MB&F has a way of drawing the best out of people, and this new Moonmachine clearly is an awesome result from the work with Sarpaneva. If we need to wait another six years for a possible MoonMachine 3 I will be rather disappointed. But if the next one is as good as or better than MoonMachine 2, there are good things in our future from MB&F and Stepan Sarpaneva.
I’ll let you ponder what that might be while I break it down!
- Wowza Factor * 9.8 I don’t know if anyone has ever not immediately been wowed by an MB&F piece in one way or another.
- Late Night Lust Appeal * 98 » 961.051m/s2 A moon phase MB&F has enough staying power to keep me up for multiple nights just lusting after it!
- M.G.R. * 64 Solid base mechanism with modules and modifications means one happy nerd writer!
- Added-Functionitis * Mild Gotta be fair when you say there is only one added complication, even if it all results in such a super awesome avant-garde timepiece. Still, there is only a need for children’s-strength Gotta-HAVE-That cream!
- Ouch Outline * 10.75 Hyperextending your knee when you miss kicking a soccer ball! Charlie Brown knows what I’m talking about: one missed step and you’re out of whack for hours. Well, maybe only when you aren’t a teenager anymore. Regardless, I’d do it again if it meant getting this bad boy on my wrist!

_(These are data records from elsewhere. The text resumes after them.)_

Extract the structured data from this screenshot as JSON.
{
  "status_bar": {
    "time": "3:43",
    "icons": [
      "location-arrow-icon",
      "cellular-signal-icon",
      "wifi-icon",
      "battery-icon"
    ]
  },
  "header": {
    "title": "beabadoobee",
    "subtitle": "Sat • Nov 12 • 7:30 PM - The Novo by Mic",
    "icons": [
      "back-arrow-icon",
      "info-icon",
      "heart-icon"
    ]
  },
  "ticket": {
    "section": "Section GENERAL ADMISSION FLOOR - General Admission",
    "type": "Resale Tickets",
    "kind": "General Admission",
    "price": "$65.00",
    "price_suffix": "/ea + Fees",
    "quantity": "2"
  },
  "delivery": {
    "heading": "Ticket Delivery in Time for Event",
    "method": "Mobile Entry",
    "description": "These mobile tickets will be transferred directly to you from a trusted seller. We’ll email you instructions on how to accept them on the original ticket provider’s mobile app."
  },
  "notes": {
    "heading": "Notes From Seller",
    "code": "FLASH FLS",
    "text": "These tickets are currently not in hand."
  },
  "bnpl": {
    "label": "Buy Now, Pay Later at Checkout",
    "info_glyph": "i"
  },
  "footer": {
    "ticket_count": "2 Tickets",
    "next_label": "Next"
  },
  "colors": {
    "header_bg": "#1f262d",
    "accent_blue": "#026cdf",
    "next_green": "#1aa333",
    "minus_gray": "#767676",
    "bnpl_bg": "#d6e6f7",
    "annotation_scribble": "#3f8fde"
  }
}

- Mermaid Moment * Full moon again! By the time the Sarpaneva moon fills the window you will be filling a schedule for the ceremony!
- Awesome Total * 869 Take the cube of the number of pieces in each case metal version (123) and divide by the water resistance in atmospheres (3), then add the number of components in the movement (293) for a lunatastic awesome total!
For more information, please visit www.mbandf.com.
Quick Facts MB&F MoonMachine 2
Case: 49 x 51.5 x 19.5 mm, titanium, black titanium, and red gold
Dial: bi-directional jumping hours and minutes magnified by 20%; moon phase displayed by one optical prism that reflects vertically
Movement: three-dimensional automatic “engine” conceived and developed by MB&F using a Girard-Perregaux base caliber; PVD-coated titanium rotor with Sarpaneva gold moon; 42-hour power reserve; frequency of 28,800 vph / 4 Hz
Functions: jumping hours, minutes; moon phase
Limitation: 36 pieces total (12 in each case material)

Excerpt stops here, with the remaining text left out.